【完結】バツイチですが、恋人のフリをお願いした年下イケメンくんからアプローチされて困ってます!


 今さらそんなことを言うこの人に呆れる。

「菫花、もう一度だけ考え直してくれないか」

「もう、いい加減にしっ……」

 「いい加減にして」そう口にしようとした瞬間、誰かに後ろから抱き締められ「あのさ、俺の゙彼女゙になんか用?」と言う言葉が聞こえた。

「えっ……?」

 だ、誰……? 思わず後ろに視線を向ける。

「誰だ?お前。 今俺と菫花二人で話してるんだ、邪魔するな」
 
 文晶がそう告げるけど、私を後ろから抱き締めている゙その人゙は「邪魔するな、はこっちのセリフなんだけど? 俺、彼女と待ち合わせしてたんだけど」と文晶に向かって言葉を放つ。

「待ち合わせ?」

「俺、彼女と今から゙デードなんだけど」

 やたらカッコイイイケメンに抱き締めていることに気付くが、そんな場合ではない。

「ふざけるな。 菫花はお前みたいな男、タイプじゃない」

「はっ?」

 なんなの、失礼なんだけど。……もう、あったまきた!

 多分だけど、今はこのイケメンくんに話を合わせた方が好都合なような気がしたので、話を合わせることにした。
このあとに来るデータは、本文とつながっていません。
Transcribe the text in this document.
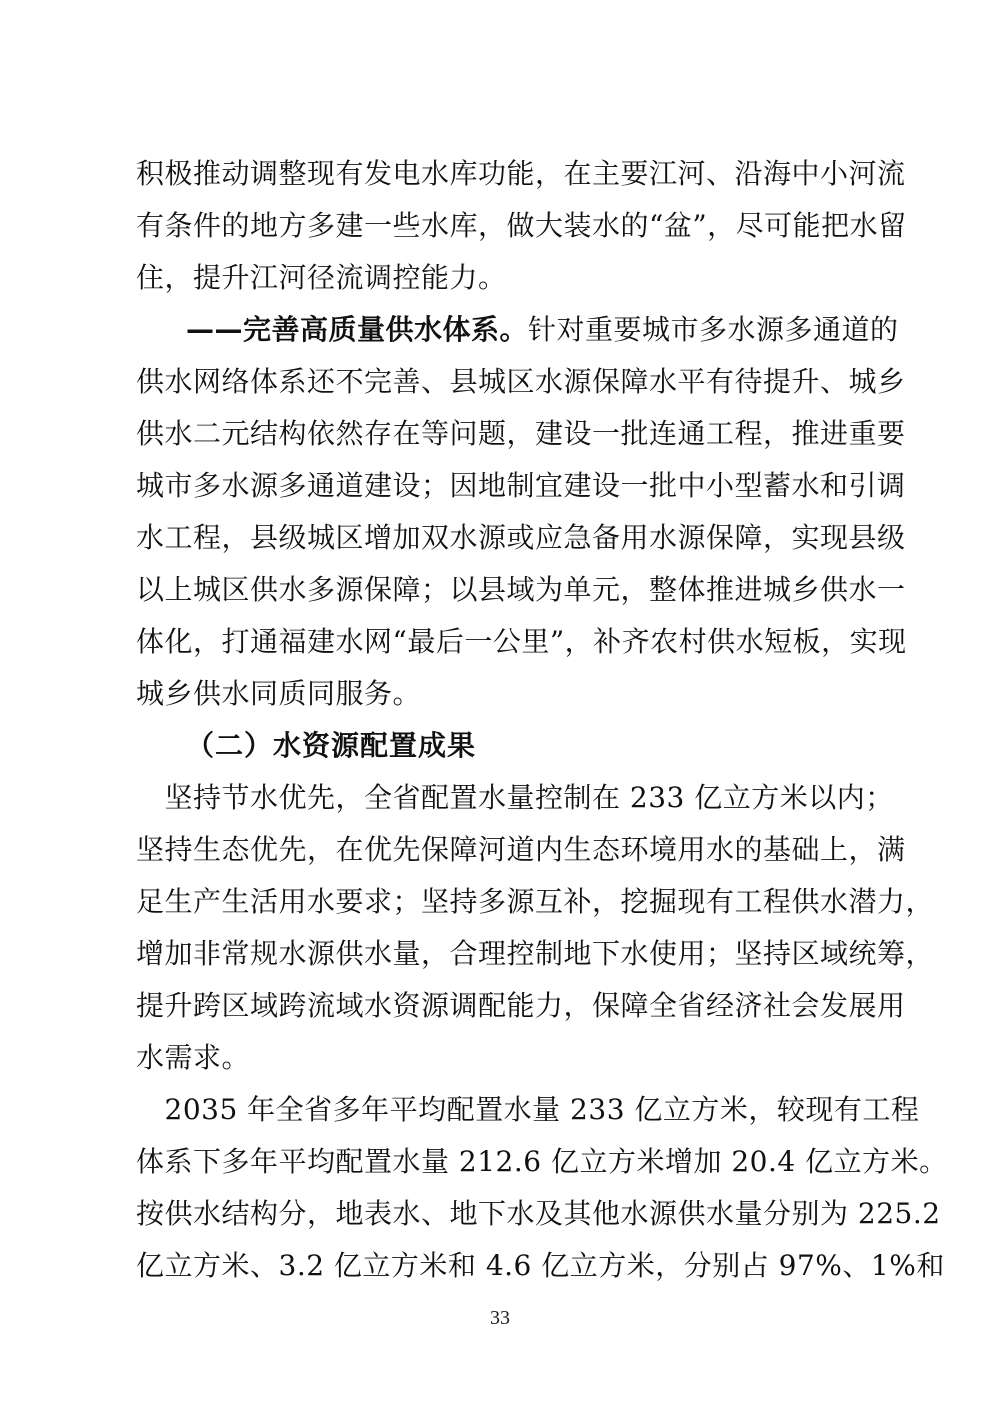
积极推动调整现有发电水库功能，在主要江河、沿海中小河流
有条件的地方多建一些水库，做大装水的“盆”，尽可能把水留
住，提升江河径流调控能力。
——完善高质量供水体系。针对重要城市多水源多通道的
供水网络体系还不完善、县城区水源保障水平有待提升、城乡
供水二元结构依然存在等问题，建设一批连通工程，推进重要
城市多水源多通道建设；因地制宜建设一批中小型蓄水和引调
水工程，县级城区增加双水源或应急备用水源保障，实现县级
以上城区供水多源保障；以县域为单元，整体推进城乡供水一
体化，打通福建水网“最后一公里”，补齐农村供水短板，实现
城乡供水同质同服务。
（二）水资源配置成果
　坚持节水优先，全省配置水量控制在 233 亿立方米以内；
坚持生态优先，在优先保障河道内生态环境用水的基础上，满
足生产生活用水要求；坚持多源互补，挖掘现有工程供水潜力，
增加非常规水源供水量，合理控制地下水使用；坚持区域统筹，
提升跨区域跨流域水资源调配能力，保障全省经济社会发展用
水需求。
　2035 年全省多年平均配置水量 233 亿立方米，较现有工程
体系下多年平均配置水量 212.6 亿立方米增加 20.4 亿立方米。
按供水结构分，地表水、地下水及其他水源供水量分别为 225.2
亿立方米、3.2 亿立方米和 4.6 亿立方米，分别占 97%、1%和
33
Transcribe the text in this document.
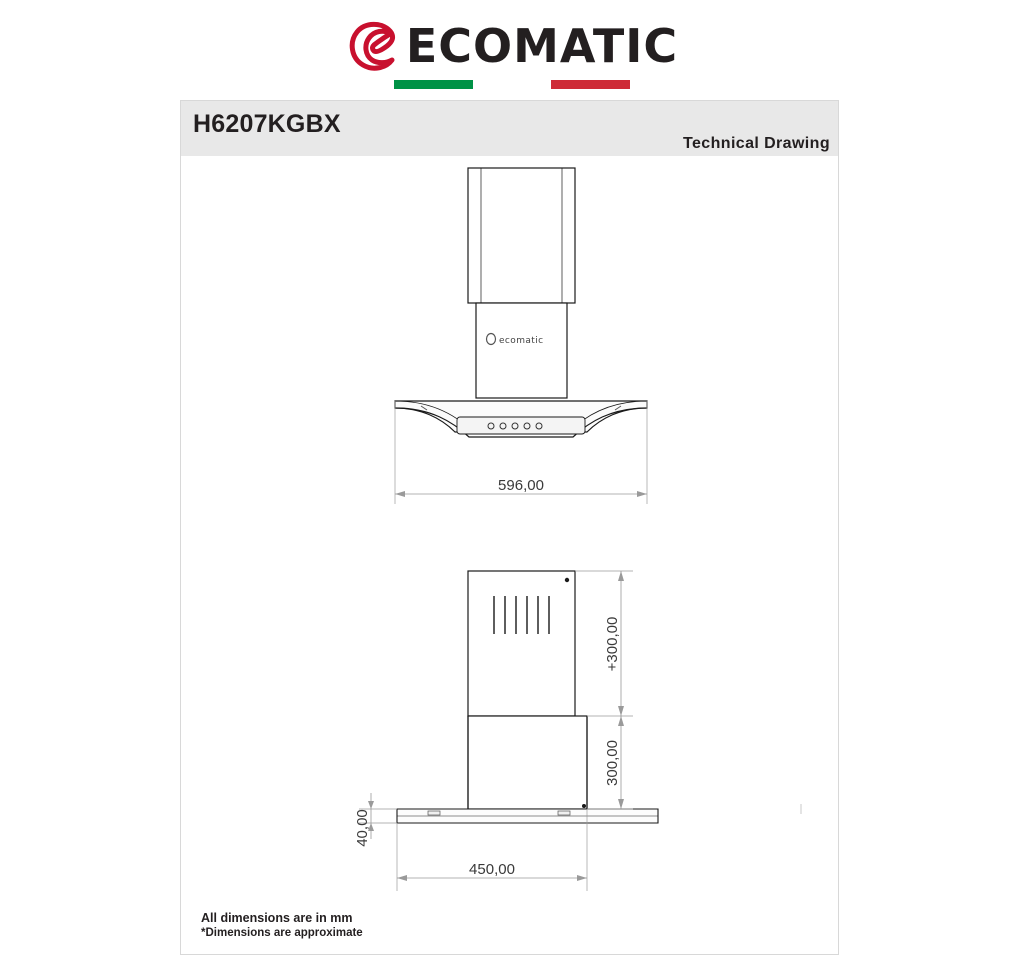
ECOMATIC
H6207KGBX
Technical Drawing
ecomatic
596,00
+300,00
300,00
40,00
450,00
All dimensions are in mm
*Dimensions are approximate
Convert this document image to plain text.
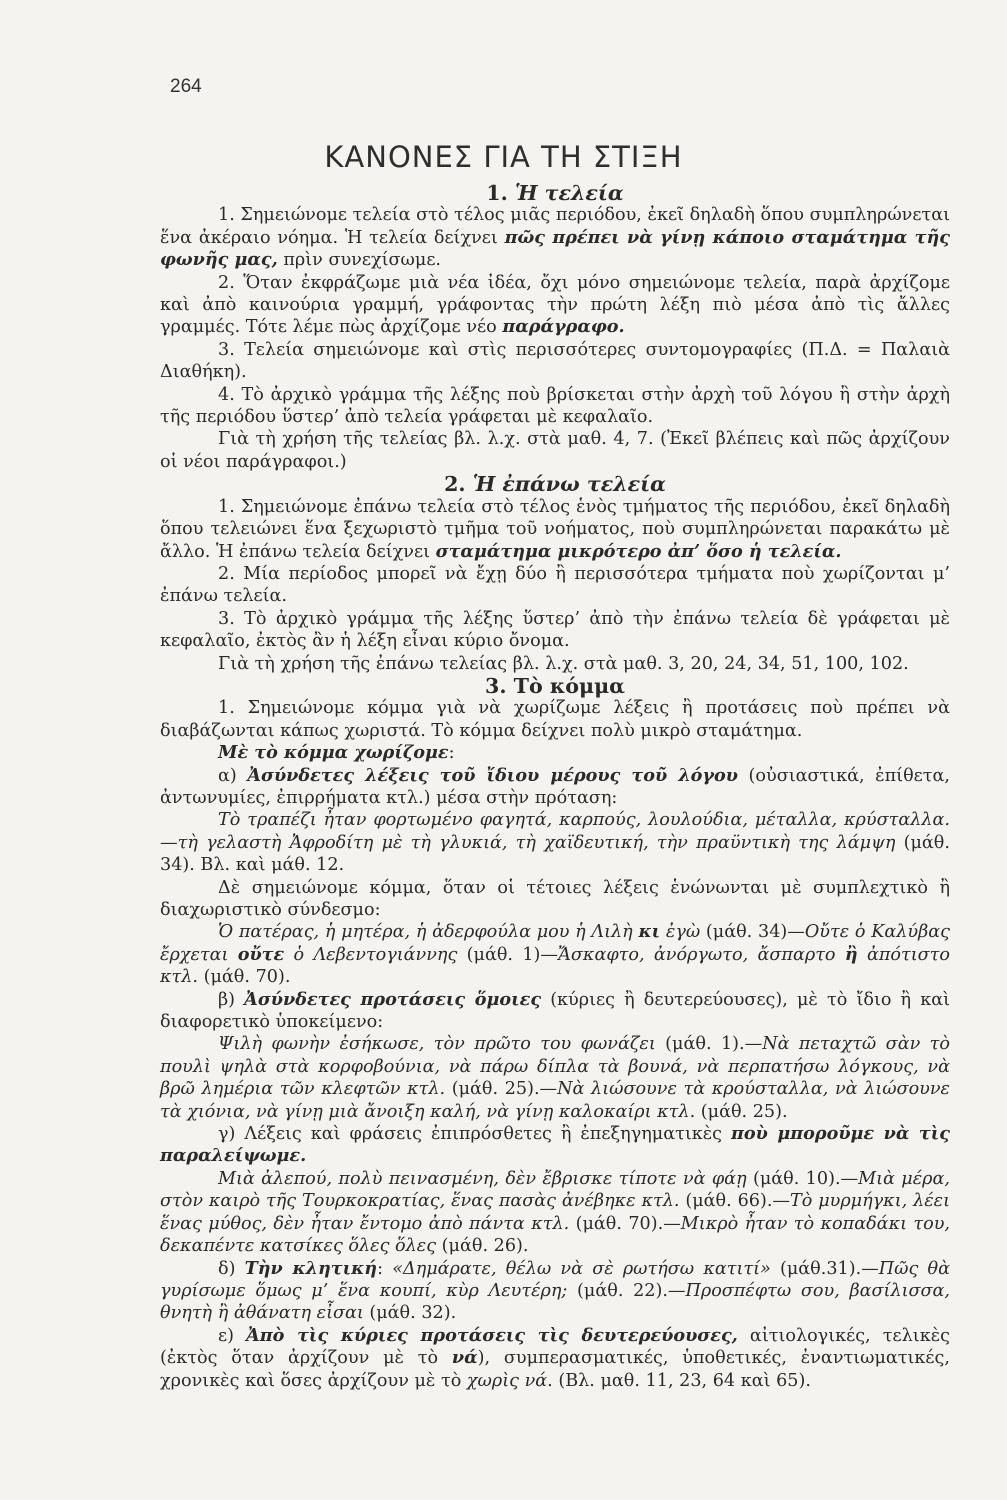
264
ΚΑΝΟΝΕΣ ΓΙΑ ΤΗ ΣΤΙΞΗ
1. Ἡ τελεία

1. Σημειώνομε τελεία στὸ τέλος μιᾶς περιόδου, ἐκεῖ δηλαδὴ ὅπου συμπληρώνεται ἕνα ἀκέραιο νόημα. Ἡ τελεία δείχνει πῶς πρέπει νὰ γίνῃ κάποιο σταμάτημα τῆς φωνῆς μας, πρὶν συνεχίσωμε.

2. Ὅταν ἐκφράζωμε μιὰ νέα ἰδέα, ὄχι μόνο σημειώνομε τελεία, παρὰ ἀρχίζομε καὶ ἀπὸ καινούρια γραμμή, γράφοντας τὴν πρώτη λέξη πιὸ μέσα ἀπὸ τὶς ἄλλες γραμμές. Τότε λέμε πὼς ἀρχίζομε νέο παράγραφο.

3. Τελεία σημειώνομε καὶ στὶς περισσότερες συντομογραφίες (Π.Δ. = Παλαιὰ Διαθήκη).

4. Τὸ ἀρχικὸ γράμμα τῆς λέξης ποὺ βρίσκεται στὴν ἀρχὴ τοῦ λόγου ἢ στὴν ἀρχὴ τῆς περιόδου ὕστερ’ ἀπὸ τελεία γράφεται μὲ κεφαλαῖο.

Γιὰ τὴ χρήση τῆς τελείας βλ. λ.χ. στὰ μαθ. 4, 7. (Ἐκεῖ βλέπεις καὶ πῶς ἀρχίζουν οἱ νέοι παράγραφοι.)

2. Ἡ ἐπάνω τελεία

1. Σημειώνομε ἐπάνω τελεία στὸ τέλος ἑνὸς τμήματος τῆς περιόδου, ἐκεῖ δηλαδὴ ὅπου τελειώνει ἕνα ξεχωριστὸ τμῆμα τοῦ νοήματος, ποὺ συμπληρώνεται παρακάτω μὲ ἄλλο. Ἡ ἐπάνω τελεία δείχνει σταμάτημα μικρότερο ἀπ’ ὅσο ἡ τελεία.

2. Μία περίοδος μπορεῖ νὰ ἔχῃ δύο ἢ περισσότερα τμήματα ποὺ χωρίζονται μ’ ἐπάνω τελεία.

3. Τὸ ἀρχικὸ γράμμα τῆς λέξης ὕστερ’ ἀπὸ τὴν ἐπάνω τελεία δὲ γράφεται μὲ κεφαλαῖο, ἐκτὸς ἂν ἡ λέξη εἶναι κύριο ὄνομα.

Γιὰ τὴ χρήση τῆς ἐπάνω τελείας βλ. λ.χ. στὰ μαθ. 3, 20, 24, 34, 51, 100, 102.

3. Τὸ κόμμα

1. Σημειώνομε κόμμα γιὰ νὰ χωρίζωμε λέξεις ἢ προτάσεις ποὺ πρέπει νὰ διαβάζωνται κάπως χωριστά. Τὸ κόμμα δείχνει πολὺ μικρὸ σταμάτημα.

Μὲ τὸ κόμμα χωρίζομε:

α) Ἀσύνδετες λέξεις τοῦ ἴδιου μέρους τοῦ λόγου (οὐσιαστικά, ἐπίθετα, ἀντωνυμίες, ἐπιρρήματα κτλ.) μέσα στὴν πρόταση:

Τὸ τραπέζι ἦταν φορτωμένο φαγητά, καρπούς, λουλούδια, μέταλλα, κρύσταλλα.—τὴ γελαστὴ Ἀφροδίτη μὲ τὴ γλυκιά, τὴ χαϊδευτική, τὴν πραϋντικὴ της λάμψη (μάθ. 34). Βλ. καὶ μάθ. 12.

Δὲ σημειώνομε κόμμα, ὅταν οἱ τέτοιες λέξεις ἑνώνωνται μὲ συμπλεχτικὸ ἢ διαχωριστικὸ σύνδεσμο:

Ὁ πατέρας, ἡ μητέρα, ἡ ἀδερφούλα μου ἡ Λιλὴ κι ἐγὼ (μάθ. 34)—Οὔτε ὁ Καλύβας ἔρχεται οὔτε ὁ Λεβεντογιάννης (μάθ. 1)—Ἄσκαφτο, ἀνόργωτο, ἄσπαρτο ἢ ἀπότιστο κτλ. (μάθ. 70).

β) Ἀσύνδετες προτάσεις ὅμοιες (κύριες ἢ δευτερεύουσες), μὲ τὸ ἴδιο ἢ καὶ διαφορετικὸ ὑποκείμενο:

Ψιλὴ φωνὴν ἐσήκωσε, τὸν πρῶτο του φωνάζει (μάθ. 1).—Νὰ πεταχτῶ σὰν τὸ πουλὶ ψηλὰ στὰ κορφοβούνια, νὰ πάρω δίπλα τὰ βουνά, νὰ περπατήσω λόγκους, νὰ βρῶ λημέρια τῶν κλεφτῶν κτλ. (μάθ. 25).—Νὰ λιώσουνε τὰ κρούσταλλα, νὰ λιώσουνε τὰ χιόνια, νὰ γίνῃ μιὰ ἄνοιξη καλή, νὰ γίνῃ καλοκαίρι κτλ. (μάθ. 25).

γ) Λέξεις καὶ φράσεις ἐπιπρόσθετες ἢ ἐπεξηγηματικὲς ποὺ μποροῦμε νὰ τὶς παραλείψωμε.

Μιὰ ἀλεπού, πολὺ πεινασμένη, δὲν ἔβρισκε τίποτε νὰ φάῃ (μάθ. 10).—Μιὰ μέρα, στὸν καιρὸ τῆς Τουρκοκρατίας, ἕνας πασὰς ἀνέβηκε κτλ. (μάθ. 66).—Τὸ μυρμήγκι, λέει ἕνας μύθος, δὲν ἦταν ἔντομο ἀπὸ πάντα κτλ. (μάθ. 70).—Μικρὸ ἦταν τὸ κοπαδάκι του, δεκαπέντε κατσίκες ὅλες ὅλες (μάθ. 26).

δ) Τὴν κλητική: «Δημάρατε, θέλω νὰ σὲ ρωτήσω κατιτί» (μάθ.31).—Πῶς θὰ γυρίσωμε ὅμως μ’ ἕνα κουπί, κὺρ Λευτέρη; (μάθ. 22).—Προσπέφτω σου, βασίλισσα, θνητὴ ἢ ἀθάνατη εἶσαι (μάθ. 32).

ε) Ἀπὸ τὶς κύριες προτάσεις τὶς δευτερεύουσες, αἰτιολογικές, τελικὲς (ἐκτὸς ὅταν ἀρχίζουν μὲ τὸ νά), συμπερασματικές, ὑποθετικές, ἐναντιωματικές, χρονικὲς καὶ ὅσες ἀρχίζουν μὲ τὸ χωρὶς νά. (Βλ. μαθ. 11, 23, 64 καὶ 65).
「文晶、そういうことだから。 私、アンタと再婚する気ないので、どうぞお帰りください」

 文晶は後ろにいるイケメンくんを見ながら「菫花、お前こんな男のどこがいいんだよ? チャラいだろ」と言っているが、文晶の言葉に腹が立っている私は「はあ? 浮気を肯定した人に言われたくないんだけど!……いい?二度と私に近付かないで」と言い放った。

「チッ……また来るからな」

 諦めたのか、文晶はその場から去って行った。

「大丈夫?」

「あの、どうもありがとうございました。 助かりました」

 私は助けてくれたお礼をした。